Tensions entre les directeurs des ARS et ceux des hôpitaux
Deux ans après la création des agences régionales de santé, un rapport pointe les difficiles relations entre les directeurs d'hôpital et les patrons de ces agences. L’immixtion de ces derniers dans la gestion de ces établissements est mal perçue.
Deux ans après la création des agences régionales de santé (ARS), les relations entre celles-ci et les directeurs d’hôpital apparaissent pour le moins “complexes”, comme le révèle le rapport de la mission Hôpital public, commandé par le ministre de la Santé Xavier Bertrand le 17 juin dernier (cliquez ici pour consulter le rapport). La mission coordonnée par Frédéric Boiron, président de l’Association des directeurs d’hôpital (ADH), et Francis Fellinger, ex-président de la Conférence des présidents de commission médicale d’établissement (CME) de centres hospitaliers, constate que les ARS “sont souvent perçues comme une nouvelle bureaucratie administrative”.
En guise d’exemples, la mission met notamment en avant des “circuits de décision internes aux agences qui apparaissent encore obscurs ou complexes aux acteurs de terrain” et “l’identification des interlocuteurs habilités à trancher majoritairement jugée difficile”. Les interlocuteurs en région ont également pointé, devant la mission, “la difficulté des échanges avec les échelons intermédiaires”. Ils ont généralement le sentiment que “les délais de réponse des agences à leurs demandes sont longs”.
Nuances
De fait, alors que les attentes vis-à-vis des ARS étaient fortes, les équipes hospitalières semblent regretter l’époque des agences régionales de l’hospitalisation (ARH).
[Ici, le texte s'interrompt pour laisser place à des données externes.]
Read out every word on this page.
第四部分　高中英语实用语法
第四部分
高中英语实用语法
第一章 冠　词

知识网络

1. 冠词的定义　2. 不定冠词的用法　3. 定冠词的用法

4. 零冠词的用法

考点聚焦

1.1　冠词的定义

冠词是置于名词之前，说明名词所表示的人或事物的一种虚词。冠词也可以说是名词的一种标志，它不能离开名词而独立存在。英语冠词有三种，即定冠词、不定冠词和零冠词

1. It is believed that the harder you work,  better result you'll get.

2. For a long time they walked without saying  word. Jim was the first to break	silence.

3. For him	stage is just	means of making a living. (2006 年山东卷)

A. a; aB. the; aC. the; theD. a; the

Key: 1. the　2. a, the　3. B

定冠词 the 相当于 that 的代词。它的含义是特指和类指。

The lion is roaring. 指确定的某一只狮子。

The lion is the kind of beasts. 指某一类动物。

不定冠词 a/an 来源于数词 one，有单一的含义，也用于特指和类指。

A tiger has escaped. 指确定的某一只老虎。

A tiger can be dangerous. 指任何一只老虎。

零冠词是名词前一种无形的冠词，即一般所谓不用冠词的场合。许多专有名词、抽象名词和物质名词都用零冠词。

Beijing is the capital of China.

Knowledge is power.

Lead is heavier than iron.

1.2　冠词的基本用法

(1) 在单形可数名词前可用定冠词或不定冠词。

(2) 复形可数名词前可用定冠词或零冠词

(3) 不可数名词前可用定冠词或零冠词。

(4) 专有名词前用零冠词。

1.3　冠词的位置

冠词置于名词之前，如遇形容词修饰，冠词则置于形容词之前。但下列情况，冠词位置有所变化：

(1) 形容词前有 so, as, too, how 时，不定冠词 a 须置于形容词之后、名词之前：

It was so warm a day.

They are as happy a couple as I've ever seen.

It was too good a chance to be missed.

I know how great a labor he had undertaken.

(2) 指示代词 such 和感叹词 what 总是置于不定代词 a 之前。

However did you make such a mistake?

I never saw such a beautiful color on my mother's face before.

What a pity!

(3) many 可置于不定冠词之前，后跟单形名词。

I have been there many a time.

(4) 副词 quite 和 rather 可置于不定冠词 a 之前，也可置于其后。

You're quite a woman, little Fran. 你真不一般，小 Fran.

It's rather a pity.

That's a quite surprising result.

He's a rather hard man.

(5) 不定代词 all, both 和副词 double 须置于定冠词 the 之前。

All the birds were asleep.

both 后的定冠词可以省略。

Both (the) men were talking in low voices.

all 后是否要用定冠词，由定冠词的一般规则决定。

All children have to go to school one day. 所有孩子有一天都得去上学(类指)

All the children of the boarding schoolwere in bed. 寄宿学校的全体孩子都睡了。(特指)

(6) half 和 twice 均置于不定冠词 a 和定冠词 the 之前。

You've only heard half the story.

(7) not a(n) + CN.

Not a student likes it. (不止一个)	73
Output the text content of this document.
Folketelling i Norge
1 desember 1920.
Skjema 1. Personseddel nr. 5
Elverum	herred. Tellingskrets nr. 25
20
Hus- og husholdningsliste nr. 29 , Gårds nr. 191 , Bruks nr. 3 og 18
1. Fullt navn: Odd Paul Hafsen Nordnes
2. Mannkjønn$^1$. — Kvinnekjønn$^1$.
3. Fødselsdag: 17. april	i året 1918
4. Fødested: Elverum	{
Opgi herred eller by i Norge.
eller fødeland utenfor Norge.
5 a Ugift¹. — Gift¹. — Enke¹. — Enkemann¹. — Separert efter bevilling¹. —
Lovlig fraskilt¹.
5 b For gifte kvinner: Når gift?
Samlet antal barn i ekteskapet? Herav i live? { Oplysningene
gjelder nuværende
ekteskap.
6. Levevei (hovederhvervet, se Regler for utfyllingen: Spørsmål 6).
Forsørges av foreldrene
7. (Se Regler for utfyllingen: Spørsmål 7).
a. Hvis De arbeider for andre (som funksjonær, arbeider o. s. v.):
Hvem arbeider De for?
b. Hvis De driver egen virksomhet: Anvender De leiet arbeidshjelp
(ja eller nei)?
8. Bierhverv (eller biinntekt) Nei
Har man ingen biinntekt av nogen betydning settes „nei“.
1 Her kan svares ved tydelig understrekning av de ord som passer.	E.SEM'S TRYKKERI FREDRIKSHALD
Et chacun de s’interroger, comme l’exprime la mission, sur ce “décalage qui apparaît entre l’incitation à adopter un management actif, moderne et déconcentré (...) et la construction de structures régionales de régulation qui semblent mettre en œuvre un modèle administratif classique, centralisé et hiérarchisé”.
À décharge, histoire de nuancer ce tableau sévère, la mission note que les ARS sont encore en “phase de construction et/ou de consolidation”, soumises à une “très forte pression centrale et à des injonctions constantes”. Les auteurs du rapport reconnaissent que “les ARS ne sont pas responsables d’un certain état de fait qui correspond à une évolution nationale”. Quant aux hospitaliers, ils ont, selon Francis Fellinger et Frédéric Boiron, “souvent tendance à critiquer l’autorité extérieure”.
Mais il n’en demeure pas moins que la dénomination de “patron” pour désigner le directeur d’hôpital apparaît largement inappropriée tant la tentation des ARS de s’immiscer dans la gestion interne des hôpitaux apparaît au grand jour tout au long de ce rapport de 70 pages. Résultat : les agences semblent outrepasser leur rôle de simple tutelle et se sont arrogé un véritable pouvoir hiérarchique, créant ainsi des “tensions” avec les hôpitaux. “Il serait délétère que les agences et les hôpitaux se perçoivent comme des adversaires, alors qu’ils ont évidemment tout intérêt à coagir”, conclut la mission, appelant les deux parties à “améliorer, parfois [à]apaiser” leurs relations, du moins dans certaines régions.
Conseil de coordination
Pour y contribuer, le rapport propose de “soutenir, voire de renforcer le rôle d’animation et d’incitation des Agences ainsi que le travail partenarial avec les établissements”. Elle recommande d’“expérimenter la mise en place d’un conseil de coordination auprès de certaines agences permettant de consulter les directions et les responsables médicaux et soignants sur la mise en œuvre des projets régionaux”. Autres suggestions de la mission : “améliorer la communication régionale à destination des hôpitaux sur l’organisation interne des agences”, ou encore “définir en concertation entre établissements et ARS une charte relative à la mise en œuvre des missions d’inspection et de contrôle”.
Une contribution utile qui complète les 33 recommandations émises par la mission Fourcade, qui avait également été chargée d’évaluer la réforme de la gouvernance des établissements de santé. Son rapport avait été remis trois semaines après le lancement, en juin 2011, de la mission Fellinger-Boiron.